Генерал-прокурор Вяземский чуть не заскрежетал зубами — разыграть такую злость и обиду под силу только талантливому актеру. Но, как не крути, наигрыш определенный был, и знакомый — работа ведь на любого человека свою печать накладывает.
— А любезный Василий Иванович не мог «подыграть» немножко нашей немке, так, самую малость?
— Не думаю, государь, — после небольшой паузы отозвался Вяземский, и вот тут Иван Антонович ему поверил. Должность генерал-прокурора приучила князя к недоверчивости, и он наверняка всякими способами проверял старшего Суворова, как говорится, на «вшивость». А иначе между «подельниками» в заговоре быть не могло — сообщники редко полностью доверяют друг другу. Такие альянсы строятся не на личных качествах, а только на политических интересах и выгодах.
— Еще утром Василий Иванович попросил своего сына, полковника Суздальского полка Александра Суворова выставить дополнительные караулы. И держать столицу под контролем до принятия присяги вашему императорскому величеству. И отец с сыном одними из первых присягнули вам, государь. Думаю, на поиски царицы и ее сына Павла уже давно отправлены надежные люди из Тайной экспедиции — уверен, что искомые персоны постараются бежать либо морем, или через Курляндию.
— Да, действительно афронт. Публичное оскорбление высшим сановникам империи, в чьих руках находится самое зловещее заведение. А посему возникает закономерный вопрос — будет ли розыск беглой императрицы и ее сына вестись со всем тщанием?!
— Да, ваше величество! Я сам приложу к этому все свои силы…

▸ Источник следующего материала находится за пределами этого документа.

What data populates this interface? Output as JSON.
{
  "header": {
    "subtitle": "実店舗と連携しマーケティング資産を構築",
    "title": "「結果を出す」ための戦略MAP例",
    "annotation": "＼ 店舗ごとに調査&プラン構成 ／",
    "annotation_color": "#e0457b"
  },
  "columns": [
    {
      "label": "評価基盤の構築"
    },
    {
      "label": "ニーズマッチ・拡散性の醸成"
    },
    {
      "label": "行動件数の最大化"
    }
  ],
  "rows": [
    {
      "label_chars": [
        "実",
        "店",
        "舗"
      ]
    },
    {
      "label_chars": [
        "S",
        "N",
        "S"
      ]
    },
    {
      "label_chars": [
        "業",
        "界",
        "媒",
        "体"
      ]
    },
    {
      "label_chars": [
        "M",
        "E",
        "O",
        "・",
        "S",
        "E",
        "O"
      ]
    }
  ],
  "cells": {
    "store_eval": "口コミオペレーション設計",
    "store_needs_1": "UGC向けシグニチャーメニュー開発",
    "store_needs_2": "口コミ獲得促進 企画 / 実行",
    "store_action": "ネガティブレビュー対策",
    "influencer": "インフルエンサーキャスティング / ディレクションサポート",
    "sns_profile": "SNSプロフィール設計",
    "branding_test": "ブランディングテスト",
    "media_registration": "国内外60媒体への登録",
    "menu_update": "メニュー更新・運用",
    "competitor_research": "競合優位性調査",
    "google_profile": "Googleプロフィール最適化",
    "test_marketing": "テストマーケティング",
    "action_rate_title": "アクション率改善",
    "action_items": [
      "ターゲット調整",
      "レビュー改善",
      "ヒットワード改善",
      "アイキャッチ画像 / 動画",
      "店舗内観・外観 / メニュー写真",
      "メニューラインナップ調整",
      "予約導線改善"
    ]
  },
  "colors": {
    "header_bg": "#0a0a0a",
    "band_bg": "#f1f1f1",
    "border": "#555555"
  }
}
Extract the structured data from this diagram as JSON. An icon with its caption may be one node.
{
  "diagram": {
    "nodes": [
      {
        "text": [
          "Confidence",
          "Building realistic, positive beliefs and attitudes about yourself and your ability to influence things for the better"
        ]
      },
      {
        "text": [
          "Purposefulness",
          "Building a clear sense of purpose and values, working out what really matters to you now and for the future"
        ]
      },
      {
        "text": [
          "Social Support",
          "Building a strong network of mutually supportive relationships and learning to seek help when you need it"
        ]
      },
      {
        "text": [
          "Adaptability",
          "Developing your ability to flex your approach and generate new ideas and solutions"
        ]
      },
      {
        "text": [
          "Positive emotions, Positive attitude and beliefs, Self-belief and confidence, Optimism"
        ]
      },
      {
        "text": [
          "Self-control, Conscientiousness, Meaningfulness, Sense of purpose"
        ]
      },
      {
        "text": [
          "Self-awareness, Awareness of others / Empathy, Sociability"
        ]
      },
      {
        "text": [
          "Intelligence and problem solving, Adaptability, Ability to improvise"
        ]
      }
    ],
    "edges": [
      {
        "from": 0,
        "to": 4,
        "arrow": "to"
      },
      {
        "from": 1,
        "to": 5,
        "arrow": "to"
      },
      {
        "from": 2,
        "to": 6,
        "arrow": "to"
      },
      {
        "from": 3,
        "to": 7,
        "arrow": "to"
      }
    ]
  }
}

— Не стоит, князь, у вас своих забот достаточно, а Василий Иванович пусть своими делами занимается, — Иван Антонович задумался — отец и сын Суворовы явственно перешли на его сторону. Это однозначно хорошо, на таких можно положится — личности крайне неординарные. А ошибки и просчеты у каждого могут быть.
— Ваше величество! Я оправдаю высочайшее доверие! Прошу простить, но есть несколько чрезвычайно важных дел, решить которые можно только с вашего одобрения.
— Так давайте разрешать проблемы вместе, князь, — Иван Антонович внутренне напрягся, прекрасно понимая по прошлой жизни, как умеют «грузить» подчиненные нового начальника.
— На монетные дворы свозятся золотые и серебряные монеты для чеканки из них новых, облегченного веса. Все давно заготовлено и работы уже начались. Теперь следует их остановить для изготовления новых чеканов с ликом вашего императорского величества. Со мною прибыл мастер — дозволите ли вы ему, государь, нарисовать вашу парсуну? Простите, государь, за навязчивость, но время не терпит.